The \numexpr...\relax construction in eTeX allows to evaluate numerical expressions, and it expands tokens fully as it goes.

The \pdfstrcmp{...}{...} construction in pdfTeX lets us compare two lists of tokens after full expansion and conversion to a string (with \detokenize).

Are there specific token lists (parameter-less macros) \foo such that \the\numexpr\foo\relax correctly produces an integer, but \pdfstrcmp{\foo}{} causes a TeX error? It seems that the expansion behaviour is the same in both cases, but one converts its argument to an integer, and the other one to a string.

Best Answer

I see two cases where \the\numexpr...\relax works, but \pdfstrcmp{}{...} will blow up, excluding the obvious case where ... is replaced by 0\relax\undefined, terminating the \numexpr prematurely.

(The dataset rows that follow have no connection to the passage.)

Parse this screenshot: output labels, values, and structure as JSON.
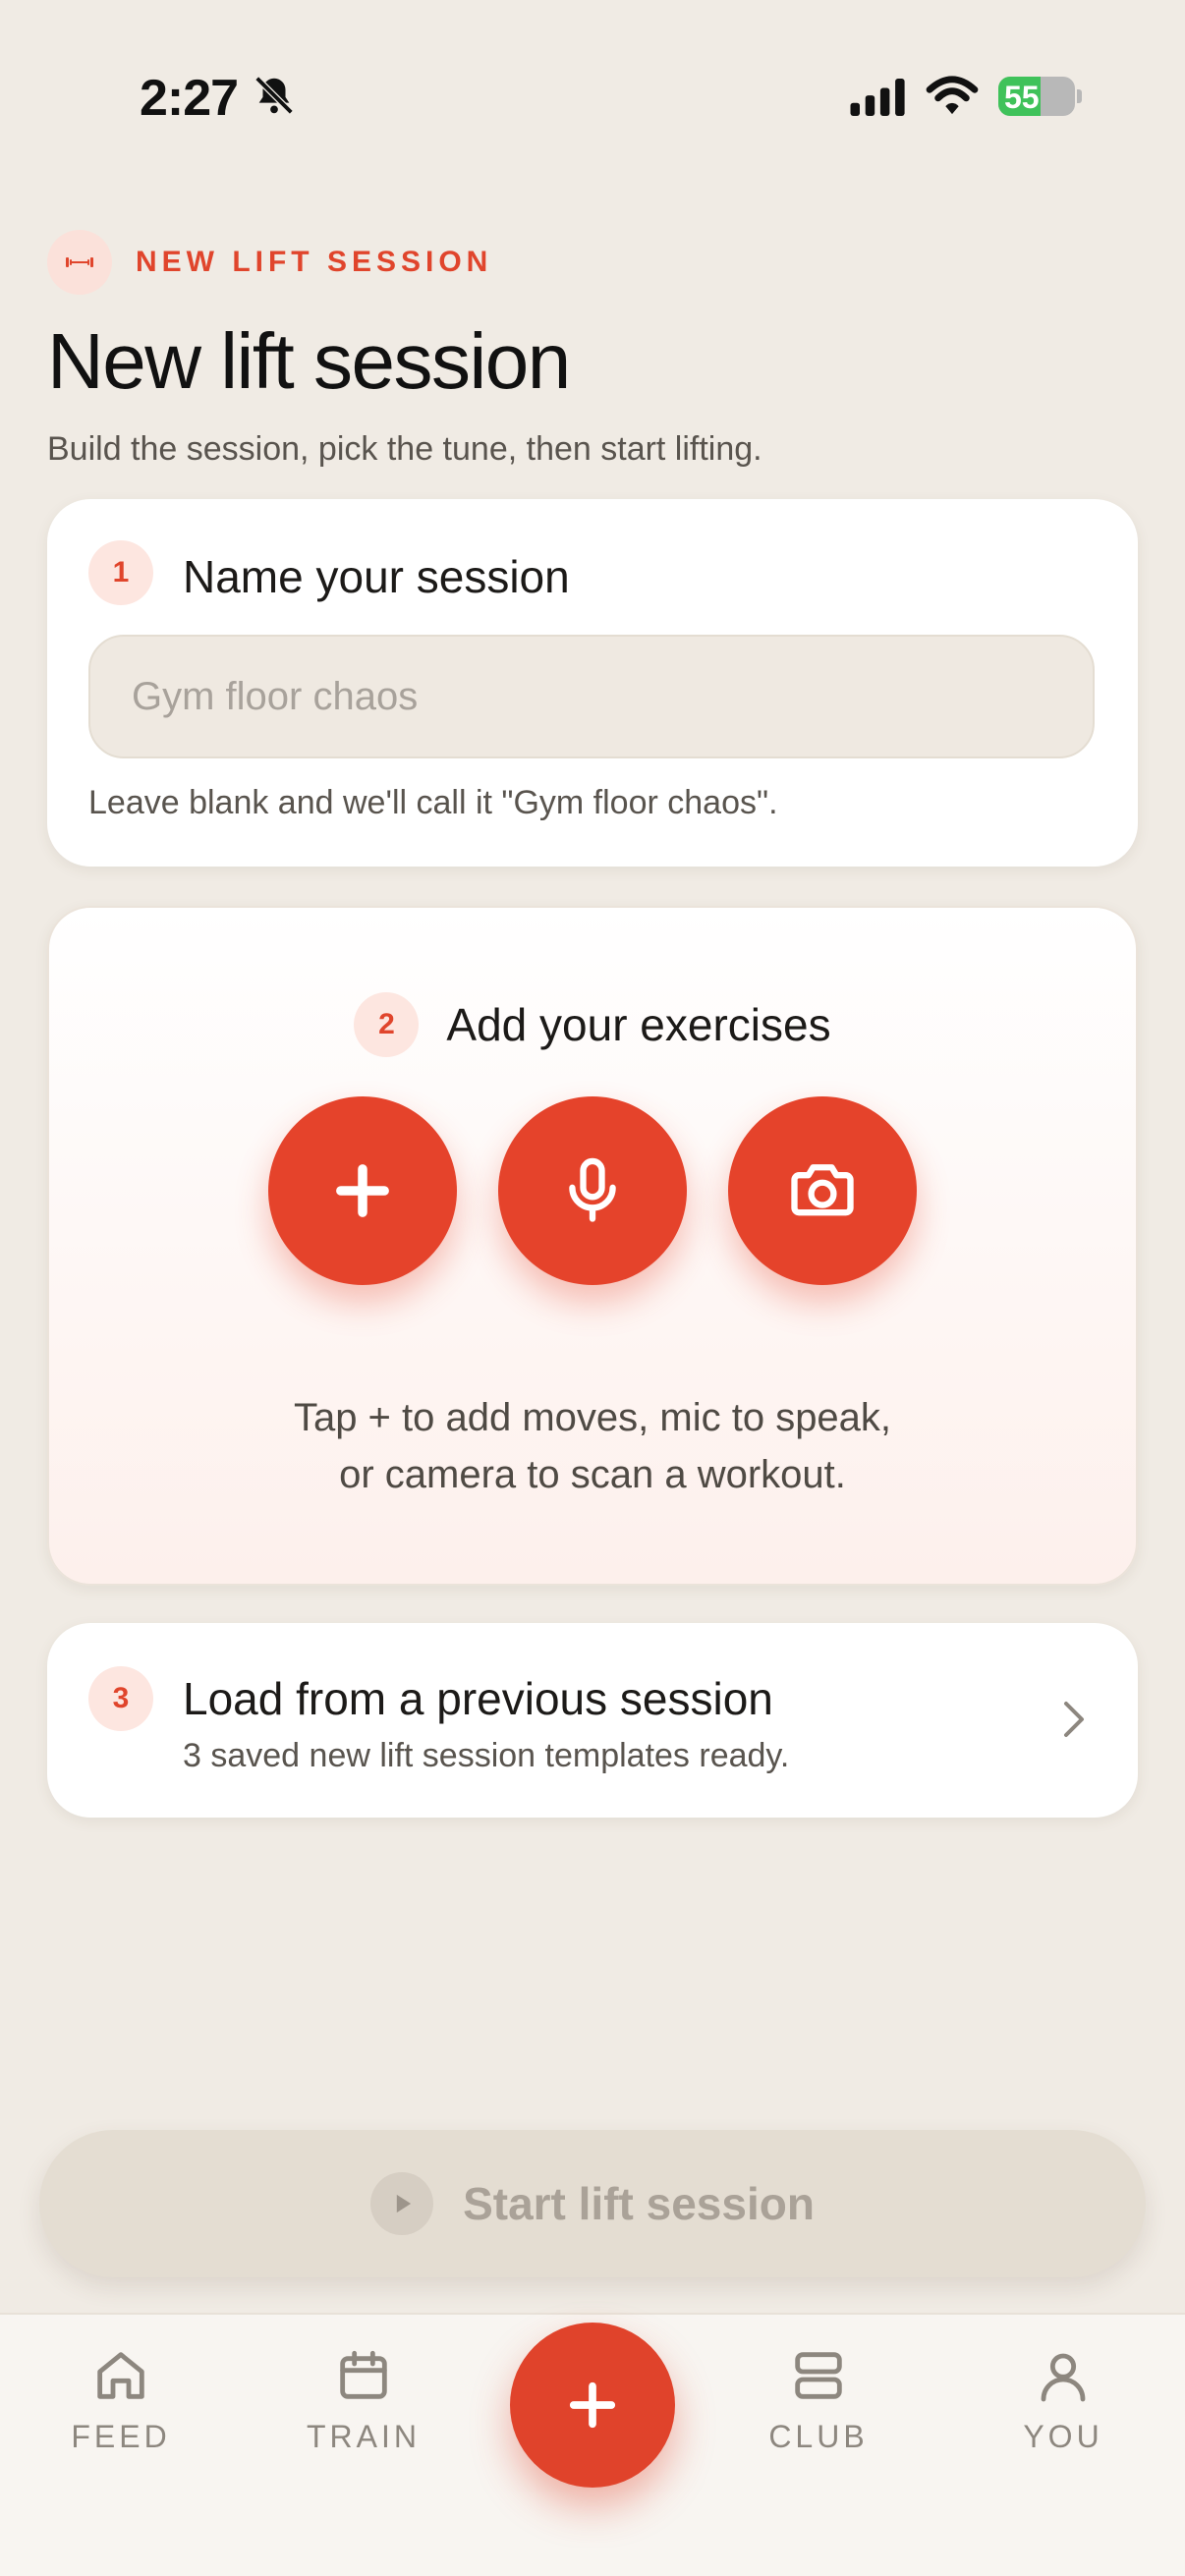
{
  "status_bar": {
    "time": "2:27",
    "battery": "55",
    "battery_level": 0.55
  },
  "header": {
    "eyebrow": "NEW LIFT SESSION",
    "title": "New lift session",
    "subtitle": "Build the session, pick the tune, then start lifting."
  },
  "step1": {
    "number": "1",
    "title": "Name your session",
    "placeholder": "Gym floor chaos",
    "hint": "Leave blank and we'll call it \"Gym floor chaos\"."
  },
  "step2": {
    "number": "2",
    "title": "Add your exercises",
    "hint_line1": "Tap + to add moves, mic to speak,",
    "hint_line2": "or camera to scan a workout.",
    "actions": [
      "plus-icon",
      "microphone-icon",
      "camera-icon"
    ]
  },
  "step3": {
    "number": "3",
    "title": "Load from a previous session",
    "subtitle": "3 saved new lift session templates ready."
  },
  "start_button": {
    "label": "Start lift session"
  },
  "tabs": [
    {
      "label": "FEED",
      "icon": "home-icon"
    },
    {
      "label": "TRAIN",
      "icon": "calendar-icon"
    },
    {
      "label": "CLUB",
      "icon": "stack-icon"
    },
    {
      "label": "YOU",
      "icon": "person-icon"
    }
  ],
  "colors": {
    "accent": "#e5432b",
    "background": "#f0ebe4",
    "card": "#ffffff"
  }
}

  1. TeX interprets `\a as a number, without expanding \a. Hence, \the\numexpr`\a\relax expands to 97 (the character code of a), whereas \pdfstrcmp{}{`\a} blows up if \a is not defined.

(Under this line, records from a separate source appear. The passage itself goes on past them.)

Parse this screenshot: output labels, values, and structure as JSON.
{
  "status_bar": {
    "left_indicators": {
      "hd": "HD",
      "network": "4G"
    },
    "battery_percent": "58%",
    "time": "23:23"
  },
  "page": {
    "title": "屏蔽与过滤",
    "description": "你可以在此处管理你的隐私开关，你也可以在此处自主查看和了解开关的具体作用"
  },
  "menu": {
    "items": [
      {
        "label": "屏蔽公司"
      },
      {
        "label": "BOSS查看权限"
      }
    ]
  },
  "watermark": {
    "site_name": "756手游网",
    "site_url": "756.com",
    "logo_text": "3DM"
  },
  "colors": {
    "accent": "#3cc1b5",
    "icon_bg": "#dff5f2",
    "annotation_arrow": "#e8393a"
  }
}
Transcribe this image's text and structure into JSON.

  2. Using \protected control sequences can also cause trouble, because those are forcefully expanded "from the left" in a \numexpr, but will not be expanded by \pdfstrcmp. Take for instance

    \protected\def\gob#1{}
    \the\numexpr 0\gob\undefined  \relax
    \pdfstrcmp{}{0\gob\undefined}
    

In the case of \numexpr, \gob is expanded and removes the \undefined control sequence. In the second case, however, the \edef-like expansion leaves the \protected control sequence \gob untouched, and goes on to expand \undefined, which is, well, undefined.

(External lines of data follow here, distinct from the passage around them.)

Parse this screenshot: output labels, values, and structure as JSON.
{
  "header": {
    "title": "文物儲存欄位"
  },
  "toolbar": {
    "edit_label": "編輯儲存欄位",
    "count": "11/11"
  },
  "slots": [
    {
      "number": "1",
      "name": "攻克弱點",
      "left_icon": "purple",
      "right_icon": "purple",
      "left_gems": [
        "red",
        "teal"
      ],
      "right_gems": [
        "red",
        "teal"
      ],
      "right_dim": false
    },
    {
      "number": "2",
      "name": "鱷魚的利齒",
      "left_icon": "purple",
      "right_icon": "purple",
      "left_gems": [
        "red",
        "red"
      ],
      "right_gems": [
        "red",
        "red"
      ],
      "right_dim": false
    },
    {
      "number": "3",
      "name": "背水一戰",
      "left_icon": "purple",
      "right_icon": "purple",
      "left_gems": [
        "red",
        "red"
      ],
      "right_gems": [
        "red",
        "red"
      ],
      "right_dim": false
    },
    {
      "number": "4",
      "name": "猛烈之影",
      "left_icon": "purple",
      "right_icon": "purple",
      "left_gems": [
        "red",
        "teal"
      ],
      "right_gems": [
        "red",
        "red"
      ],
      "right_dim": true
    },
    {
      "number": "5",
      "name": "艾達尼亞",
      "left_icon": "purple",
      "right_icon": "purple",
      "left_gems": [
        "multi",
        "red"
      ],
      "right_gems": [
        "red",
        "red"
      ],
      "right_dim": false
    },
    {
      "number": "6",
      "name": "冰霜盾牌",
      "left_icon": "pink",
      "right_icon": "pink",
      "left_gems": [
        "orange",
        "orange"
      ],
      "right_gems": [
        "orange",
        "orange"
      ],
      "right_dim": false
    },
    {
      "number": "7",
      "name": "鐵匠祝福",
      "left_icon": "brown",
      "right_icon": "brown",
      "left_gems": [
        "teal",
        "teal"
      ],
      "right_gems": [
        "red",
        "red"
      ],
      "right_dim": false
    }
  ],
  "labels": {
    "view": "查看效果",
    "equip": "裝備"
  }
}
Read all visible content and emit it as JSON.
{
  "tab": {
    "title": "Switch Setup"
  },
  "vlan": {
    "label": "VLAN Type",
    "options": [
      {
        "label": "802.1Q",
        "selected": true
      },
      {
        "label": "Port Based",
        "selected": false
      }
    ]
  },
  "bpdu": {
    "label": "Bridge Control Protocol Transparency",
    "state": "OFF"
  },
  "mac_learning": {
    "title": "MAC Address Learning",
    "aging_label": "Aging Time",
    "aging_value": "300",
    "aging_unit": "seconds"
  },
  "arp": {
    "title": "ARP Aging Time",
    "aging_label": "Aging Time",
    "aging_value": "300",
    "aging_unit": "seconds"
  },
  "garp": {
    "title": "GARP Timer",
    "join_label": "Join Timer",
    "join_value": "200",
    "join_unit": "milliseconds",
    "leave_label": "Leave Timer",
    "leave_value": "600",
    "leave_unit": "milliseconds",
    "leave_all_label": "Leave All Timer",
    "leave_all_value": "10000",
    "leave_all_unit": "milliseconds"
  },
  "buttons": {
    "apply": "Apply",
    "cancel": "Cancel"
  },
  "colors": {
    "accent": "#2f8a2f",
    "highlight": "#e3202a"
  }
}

The original goal I had was to define a macro which takes in an argument which can be either empty or an integer expression, and evaluates the integer expression or puts a default value in the case of an empty argument. It seemed illogical to perform expansion in the \numexpr case but not for the emptyness test, and I was thinking of testing with \pdfstrcmp{}{...}. That can't work. An uglier but more correct choice is the following:

\catcode`@=11
\def\evaluate#1{\expandafter\evaluate@\the\numexpr#1\z@\z@\relax}
\def\evaluate@#1\z@#2\relax{#1}

\evaluate{1+2+3}
\evaluate{\empty}
\evaluate{\@gobble\a}
\evaluate{`\a}

If the argument to \evaluate is empty or expands to an empty argument, the \numexpr expansion will go through all of it and reach the first \z@, evaluating that to 0 (default value), then stop because \z@ does not make sense in an integer expression there. The auxiliary cleans up.

On the other hand, if the argument to \evaluate is a correct integer expression, it is evaluated, and \numexpr stops expanding when encountering the first \z@, and the cleaning up macro removes both \z@.

I just thought of a better way: "f-expand" (expand fully from the left, stopping at the first non-expandable token, removing it in case it is a space) the argument before testing for emptyness:

\def\evaluate#1{\expandafter\evaluate@\expandafter{\romannumeral-`0#1}}
\def\evaluate@#1{\the\numexpr\ifcat X\detokenize{#1}X\z@\fi#1\relax}

If the argument is empty or will expand to become empty, \romannumeral-`0#1 expands to nothing, and the test in \evaluate@ is true, which means we insert \z@ (default value). Otherwise #1 is evaluated.